Core values are the foundation of any business. They direct how a company thinks and behaves. Without them, you don’t have a solid culture, mission or vision statement. Sure, you can run a business without them…to a point before you start losing employees and customers. Let’s take a closer look at how to create core values and what to do with them.
Identifying your core values doesn’t happen overnight. Since they influence business decisions and relationships, they require a process of beta-testing and development. Ajay Pattani, founder of Perfect Search Media, recommends that creating them should be a collaborative effort.
“We found that the best time to brainstorm core values was during our weekly company meetings,” he notes in an article for Inc. “We’d split up into small groups, and each would list the qualities that they believed we embodied…Then we narrowed the full list, chose the most important values, and workshopped them into concise statements. That’s how the core values list above was born.”
But that’s only the first step. As the leader of an organization, you need to walk the core values walk.
Businesses grow because they evolve. Adapting to changes in the marketplace, economy, and buyer-behavior is critical and can’t happen unless you refine your core values.
Per Forbes, “…if the company goal changes, then so should the values…Meet with employees and discuss the progression of the company. Talk about how the values have been successful in the past but also how they might fail in the future.”

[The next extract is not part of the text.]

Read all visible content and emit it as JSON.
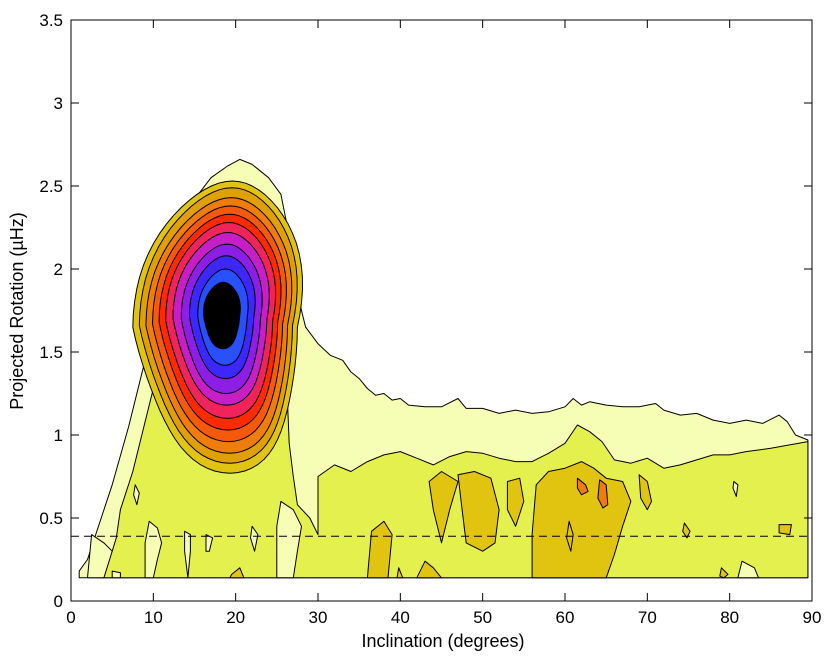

While your original core values aren’t etched in stone, you don’t need to reinvent the wheel either. Refining isn’t necessarily restarting; rather it can be improving upon those that are already in place.
Tying Core Values Into Interviewing
If core values are part and parcel of your branding, marketing, and service-delivery, then they need to tie into the interviewing process. Employees are ambassadors of company values, and therefore candidates need to be the right fit. To see if your values are aligned, you need to ask the right questions. For example, if one of your core values is Be an Innovator, you can ask, “Can you tell me about a time when you proposed a better way of doing things and executed it?”

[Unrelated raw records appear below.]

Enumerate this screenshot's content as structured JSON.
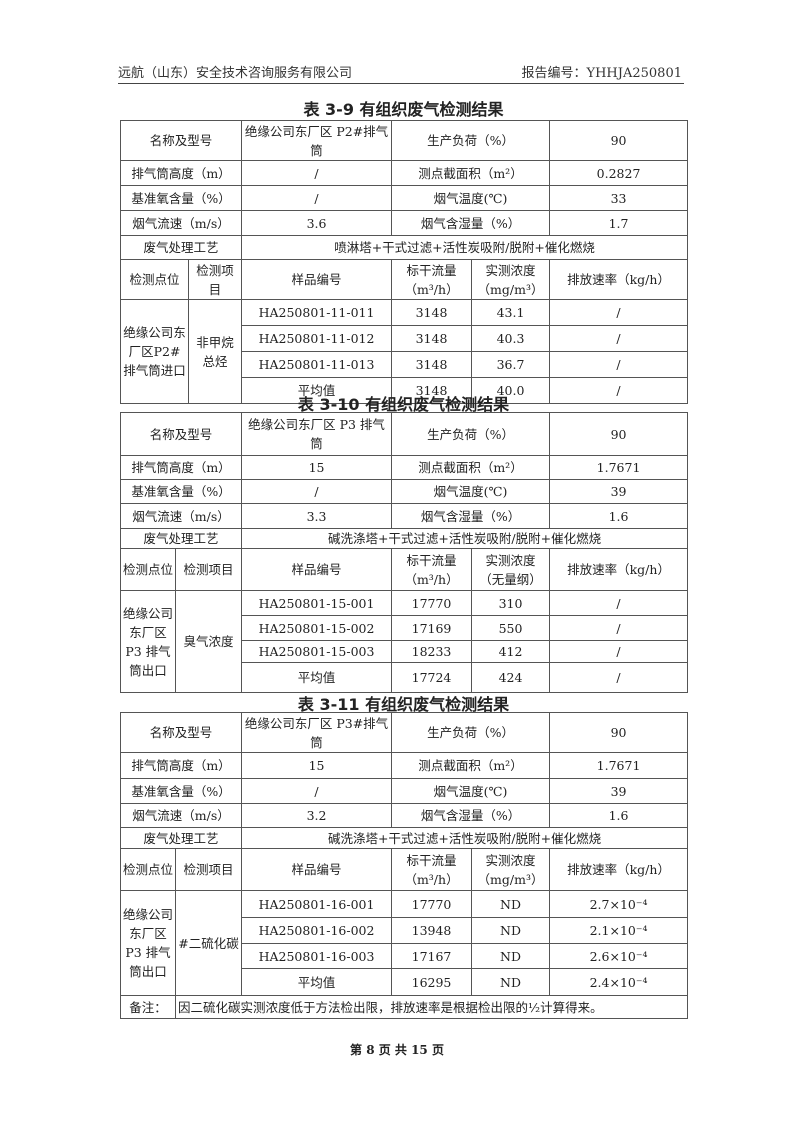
{
  "header": {
    "company": "远航（山东）安全技术咨询服务有限公司",
    "report_no": "报告编号：YHHJA250801"
  },
  "footer": {
    "page": "第 8 页 共 15 页"
  },
  "tables": [
    {
      "title": "表 3-9 有组织废气检测结果",
      "info": [
        [
          "名称及型号",
          "绝缘公司东厂区 P2#排气筒",
          "生产负荷（%）",
          "90"
        ],
        [
          "排气筒高度（m）",
          "/",
          "测点截面积（m²）",
          "0.2827"
        ],
        [
          "基准氧含量（%）",
          "/",
          "烟气温度(℃)",
          "33"
        ],
        [
          "烟气流速（m/s）",
          "3.6",
          "烟气含湿量（%）",
          "1.7"
        ]
      ],
      "process": [
        "废气处理工艺",
        "喷淋塔+干式过滤+活性炭吸附/脱附+催化燃烧"
      ],
      "headers": [
        "检测点位",
        "检测项目",
        "样品编号",
        "标干流量（m³/h）",
        "实测浓度（mg/m³）",
        "排放速率（kg/h）"
      ],
      "location": "绝缘公司东厂区P2#排气筒进口",
      "item": "非甲烷总烃",
      "rows": [
        [
          "HA250801-11-011",
          "3148",
          "43.1",
          "/"
        ],
        [
          "HA250801-11-012",
          "3148",
          "40.3",
          "/"
        ],
        [
          "HA250801-11-013",
          "3148",
          "36.7",
          "/"
        ],
        [
          "平均值",
          "3148",
          "40.0",
          "/"
        ]
      ]
    },
    {
      "title": "表 3-10 有组织废气检测结果",
      "info": [
        [
          "名称及型号",
          "绝缘公司东厂区 P3 排气筒",
          "生产负荷（%）",
          "90"
        ],
        [
          "排气筒高度（m）",
          "15",
          "测点截面积（m²）",
          "1.7671"
        ],
        [
          "基准氧含量（%）",
          "/",
          "烟气温度(℃)",
          "39"
        ],
        [
          "烟气流速（m/s）",
          "3.3",
          "烟气含湿量（%）",
          "1.6"
        ]
      ],
      "process": [
        "废气处理工艺",
        "碱洗涤塔+干式过滤+活性炭吸附/脱附+催化燃烧"
      ],
      "headers": [
        "检测点位",
        "检测项目",
        "样品编号",
        "标干流量（m³/h）",
        "实测浓度（无量纲）",
        "排放速率（kg/h）"
      ],
      "location": "绝缘公司东厂区 P3 排气筒出口",
      "item": "臭气浓度",
      "rows": [
        [
          "HA250801-15-001",
          "17770",
          "310",
          "/"
        ],
        [
          "HA250801-15-002",
          "17169",
          "550",
          "/"
        ],
        [
          "HA250801-15-003",
          "18233",
          "412",
          "/"
        ],
        [
          "平均值",
          "17724",
          "424",
          "/"
        ]
      ]
    },
    {
      "title": "表 3-11 有组织废气检测结果",
      "info": [
        [
          "名称及型号",
          "绝缘公司东厂区 P3#排气筒",
          "生产负荷（%）",
          "90"
        ],
        [
          "排气筒高度（m）",
          "15",
          "测点截面积（m²）",
          "1.7671"
        ],
        [
          "基准氧含量（%）",
          "/",
          "烟气温度(℃)",
          "39"
        ],
        [
          "烟气流速（m/s）",
          "3.2",
          "烟气含湿量（%）",
          "1.6"
        ]
      ],
      "process": [
        "废气处理工艺",
        "碱洗涤塔+干式过滤+活性炭吸附/脱附+催化燃烧"
      ],
      "headers": [
        "检测点位",
        "检测项目",
        "样品编号",
        "标干流量（m³/h）",
        "实测浓度（mg/m³）",
        "排放速率（kg/h）"
      ],
      "location": "绝缘公司东厂区 P3 排气筒出口",
      "item": "#二硫化碳",
      "rows": [
        [
          "HA250801-16-001",
          "17770",
          "ND",
          "2.7×10⁻⁴"
        ],
        [
          "HA250801-16-002",
          "13948",
          "ND",
          "2.1×10⁻⁴"
        ],
        [
          "HA250801-16-003",
          "17167",
          "ND",
          "2.6×10⁻⁴"
        ],
        [
          "平均值",
          "16295",
          "ND",
          "2.4×10⁻⁴"
        ]
      ],
      "note": [
        "备注：",
        "因二硫化碳实测浓度低于方法检出限，排放速率是根据检出限的½计算得来。"
      ]
    }
  ]
}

If another is Always Be Accountable, you can say, “Describe an instance where you made a mistake and how you took ownership?”
You’re not blatantly divulging your values, and you’re listening to see if the candidate espouses them. But this is only the start. Core values need to be incorporated into other aspects of the business, including performance reviews, recognition programs, and employee communications, among others.
Like concentric circles, the elements of your company emanate from your core values, which are front and center. The way you do business flows from there. Remember that core values aren’t the Ten Commandments, and the most successful companies understand when it’s time to reshape them.